A fumaça teve impacto em nosso trabalho com grande parte dos pacientes apresentando queixas respiratórias e também afetou a saúde dos expedicionários. Apesar disso, conseguimos fazer, praticamente, o dobro de atendimentos previstos graças à motivação da equipe, o apoio local e o carinho e determinação de pacientes que, muitas vezes, enfrentam horas ou um dia inteiro de viagem por meios fluviais e terrestres para chegar ao Hospital Municipal de Belterra (HMB), onde nossa equipe os aguardava. Assim, somente na 31ª expedição foram 783 atendimentos, dos quais 287 consultas, 397 exames e 99 cirurgias. Além disso, fizemos treinamentos de suporte básico de vida e primeiros socorros no HMB e em comunidades ribeirinhas.
+Vazio de atendimento à saúde na Amazônia precisa ser preenchido
Iniciativas como as da Zoé complementam os serviços prestados pelo Sistema Único de Saúde (SUS), contribuindo para reduzir filas e aliviar a ansiedade de quem aguarda atendimento médico. Não raro é a única chance de acesso mais rápido a uma cirurgia ou um exame de imagem essencial para o diagnóstico de uma doença antes que ela se agrave ainda mais. No entanto, a realidade da saúde em áreas remotas, especialmente na Amazônia, revela desafios imensos que precisam ser enfrentados com políticas públicas formatadas especificamente para essa realidade singular.
Com uma área equivalente a sete vezes o território da França, a Amazônia enfrenta dificuldades agravadas por sua baixa densidade populacional. A região cobre quase 60% do território brasileiro, somando mais de 5 milhões de quilômetros quadrados, mas abriga apenas 13% da população do país. Com uma densidade demográfica de 5,6 habitantes por quilômetro quadrado, esses números refletem um cenário desafiador, especialmente nas comunidades ribeirinhas espalhadas ao longo dos rios.
A prestação de serviços de saúde é prejudicada pelas longas distâncias, limitações de transporte e falta de profissionais especializados. No estado do Pará, por exemplo, há apenas 1,1 médico por 1.000 habitantes, muito abaixo da média recomendada mundialmente. Esse contraste é evidente quando comparado ao Distrito Federal, onde há 5,4 médicos por 1.000 habitantes.
A dificuldade de fixar médicos em áreas remotas do Brasil, como a região amazônica, está diretamente ligada às condições limitadas de atendimento, falta de infraestrutura hospitalar e insuficiência de ensino e apoio educacional às famílias locais. Uma possível solução para esse problema poderia envolver a melhoria das condições de trabalho e moradia, associada a um plano de carreira similar ao aplicado no Judiciário. Esse modelo ofereceria incentivos para que os profissionais se estabelecessem de forma permanente em localidades carentes.
É evidente que a abertura descontrolada de novas faculdades de medicina não solucionará os problemas estruturais e de acesso à saúde nessas áreas.
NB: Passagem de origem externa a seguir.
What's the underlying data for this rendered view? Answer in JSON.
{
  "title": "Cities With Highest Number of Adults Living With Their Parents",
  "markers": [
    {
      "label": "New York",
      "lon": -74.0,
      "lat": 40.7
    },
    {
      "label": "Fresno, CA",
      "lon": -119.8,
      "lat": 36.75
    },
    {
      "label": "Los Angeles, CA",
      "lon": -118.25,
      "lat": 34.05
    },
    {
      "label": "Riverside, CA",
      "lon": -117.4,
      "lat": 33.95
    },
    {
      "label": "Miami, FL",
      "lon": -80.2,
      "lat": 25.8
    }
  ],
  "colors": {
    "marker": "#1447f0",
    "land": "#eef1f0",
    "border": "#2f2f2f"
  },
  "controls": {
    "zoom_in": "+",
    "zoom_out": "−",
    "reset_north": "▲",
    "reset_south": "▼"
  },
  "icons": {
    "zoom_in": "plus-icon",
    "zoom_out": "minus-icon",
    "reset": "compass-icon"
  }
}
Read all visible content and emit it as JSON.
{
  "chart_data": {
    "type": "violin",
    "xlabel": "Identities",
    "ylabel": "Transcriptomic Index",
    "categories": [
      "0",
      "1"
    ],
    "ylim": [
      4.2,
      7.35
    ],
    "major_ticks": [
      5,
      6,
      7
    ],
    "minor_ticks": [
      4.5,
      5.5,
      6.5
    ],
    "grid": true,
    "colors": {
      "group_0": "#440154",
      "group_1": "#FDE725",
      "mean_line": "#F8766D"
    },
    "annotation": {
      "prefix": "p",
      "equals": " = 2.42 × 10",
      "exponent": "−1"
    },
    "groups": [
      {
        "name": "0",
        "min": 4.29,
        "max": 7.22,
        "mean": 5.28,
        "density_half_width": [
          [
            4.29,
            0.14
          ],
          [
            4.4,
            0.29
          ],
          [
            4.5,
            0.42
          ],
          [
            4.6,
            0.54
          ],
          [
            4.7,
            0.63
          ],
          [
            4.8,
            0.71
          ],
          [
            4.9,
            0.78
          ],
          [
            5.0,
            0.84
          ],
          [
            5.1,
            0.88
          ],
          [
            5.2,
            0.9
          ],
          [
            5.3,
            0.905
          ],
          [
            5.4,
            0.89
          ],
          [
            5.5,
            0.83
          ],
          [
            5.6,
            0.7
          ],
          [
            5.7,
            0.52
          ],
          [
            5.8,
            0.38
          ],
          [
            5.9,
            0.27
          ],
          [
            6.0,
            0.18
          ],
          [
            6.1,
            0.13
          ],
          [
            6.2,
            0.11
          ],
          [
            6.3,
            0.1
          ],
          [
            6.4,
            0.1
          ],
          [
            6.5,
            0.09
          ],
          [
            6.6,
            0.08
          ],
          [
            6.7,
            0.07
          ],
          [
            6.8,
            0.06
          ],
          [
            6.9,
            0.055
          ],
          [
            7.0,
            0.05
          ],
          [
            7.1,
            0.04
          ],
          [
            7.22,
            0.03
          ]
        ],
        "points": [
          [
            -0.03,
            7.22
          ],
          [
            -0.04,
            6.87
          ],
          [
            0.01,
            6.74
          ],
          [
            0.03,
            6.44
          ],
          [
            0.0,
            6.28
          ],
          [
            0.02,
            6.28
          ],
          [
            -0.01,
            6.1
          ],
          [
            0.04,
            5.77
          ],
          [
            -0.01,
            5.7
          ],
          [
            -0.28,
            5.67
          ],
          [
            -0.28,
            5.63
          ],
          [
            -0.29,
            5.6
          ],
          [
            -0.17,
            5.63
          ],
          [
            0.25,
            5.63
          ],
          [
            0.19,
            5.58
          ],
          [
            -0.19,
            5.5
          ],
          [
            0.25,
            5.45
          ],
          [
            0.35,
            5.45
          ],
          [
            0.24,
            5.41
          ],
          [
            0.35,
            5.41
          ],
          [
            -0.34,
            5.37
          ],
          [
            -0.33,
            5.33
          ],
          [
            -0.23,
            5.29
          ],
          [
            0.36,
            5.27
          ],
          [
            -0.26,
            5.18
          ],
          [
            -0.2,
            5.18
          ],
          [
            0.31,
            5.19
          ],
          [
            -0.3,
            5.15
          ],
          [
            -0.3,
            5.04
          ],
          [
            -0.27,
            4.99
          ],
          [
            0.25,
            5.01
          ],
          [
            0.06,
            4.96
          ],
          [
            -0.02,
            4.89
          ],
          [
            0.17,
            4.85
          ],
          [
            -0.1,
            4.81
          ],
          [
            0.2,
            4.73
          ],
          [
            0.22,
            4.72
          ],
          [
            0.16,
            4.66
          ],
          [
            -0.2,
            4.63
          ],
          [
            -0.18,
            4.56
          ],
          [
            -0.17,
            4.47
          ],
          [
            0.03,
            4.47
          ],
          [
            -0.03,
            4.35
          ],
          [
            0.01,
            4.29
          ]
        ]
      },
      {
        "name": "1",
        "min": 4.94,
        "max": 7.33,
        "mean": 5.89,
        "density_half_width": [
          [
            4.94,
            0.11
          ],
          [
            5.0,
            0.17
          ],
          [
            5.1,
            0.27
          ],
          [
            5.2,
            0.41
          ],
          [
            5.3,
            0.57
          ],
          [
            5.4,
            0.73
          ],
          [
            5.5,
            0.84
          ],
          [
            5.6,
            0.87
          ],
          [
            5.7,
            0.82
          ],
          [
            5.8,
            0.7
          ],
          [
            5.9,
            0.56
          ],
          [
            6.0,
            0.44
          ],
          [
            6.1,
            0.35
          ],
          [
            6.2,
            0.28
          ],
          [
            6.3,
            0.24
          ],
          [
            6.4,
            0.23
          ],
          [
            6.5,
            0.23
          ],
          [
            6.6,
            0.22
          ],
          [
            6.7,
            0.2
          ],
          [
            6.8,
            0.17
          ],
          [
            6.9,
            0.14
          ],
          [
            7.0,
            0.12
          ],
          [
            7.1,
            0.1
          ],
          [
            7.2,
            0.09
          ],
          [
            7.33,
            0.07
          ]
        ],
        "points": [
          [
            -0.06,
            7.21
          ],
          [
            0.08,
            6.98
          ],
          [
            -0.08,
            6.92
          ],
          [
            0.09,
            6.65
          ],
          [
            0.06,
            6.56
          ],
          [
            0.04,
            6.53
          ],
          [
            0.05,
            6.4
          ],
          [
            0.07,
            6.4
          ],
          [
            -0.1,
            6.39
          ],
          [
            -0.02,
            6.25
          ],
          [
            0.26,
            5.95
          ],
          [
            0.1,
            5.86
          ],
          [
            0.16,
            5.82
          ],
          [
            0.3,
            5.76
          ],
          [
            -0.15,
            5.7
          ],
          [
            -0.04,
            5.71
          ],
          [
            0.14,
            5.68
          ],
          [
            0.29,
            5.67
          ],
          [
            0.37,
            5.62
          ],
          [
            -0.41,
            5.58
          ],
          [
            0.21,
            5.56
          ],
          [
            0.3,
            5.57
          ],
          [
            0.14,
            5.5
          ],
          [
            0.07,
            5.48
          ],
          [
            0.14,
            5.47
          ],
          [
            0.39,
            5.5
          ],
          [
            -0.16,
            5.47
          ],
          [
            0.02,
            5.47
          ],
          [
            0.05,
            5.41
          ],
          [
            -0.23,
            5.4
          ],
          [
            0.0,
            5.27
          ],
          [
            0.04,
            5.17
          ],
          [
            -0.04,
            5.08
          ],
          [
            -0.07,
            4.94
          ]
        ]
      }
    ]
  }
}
A solução exige esforços coordenados para oferecer suporte adequado e atrair profissionais qualificados para regiões remotas do Brasil.
A cada expedição, conhecemos mais da complexidade da região em relação saúde e, apesar de sabermos que nosso trabalho é importante, assim como de outras tantas ONGs que atuam em saúde na região, estamos longe de ser a solução para o problema. Por outro lado, podemos ser a inspiração para desenvolver um projeto maior – envolvendo os setores público e privado – para resolver o problema de acesso à saúde cada vez mais latente na Amazônia.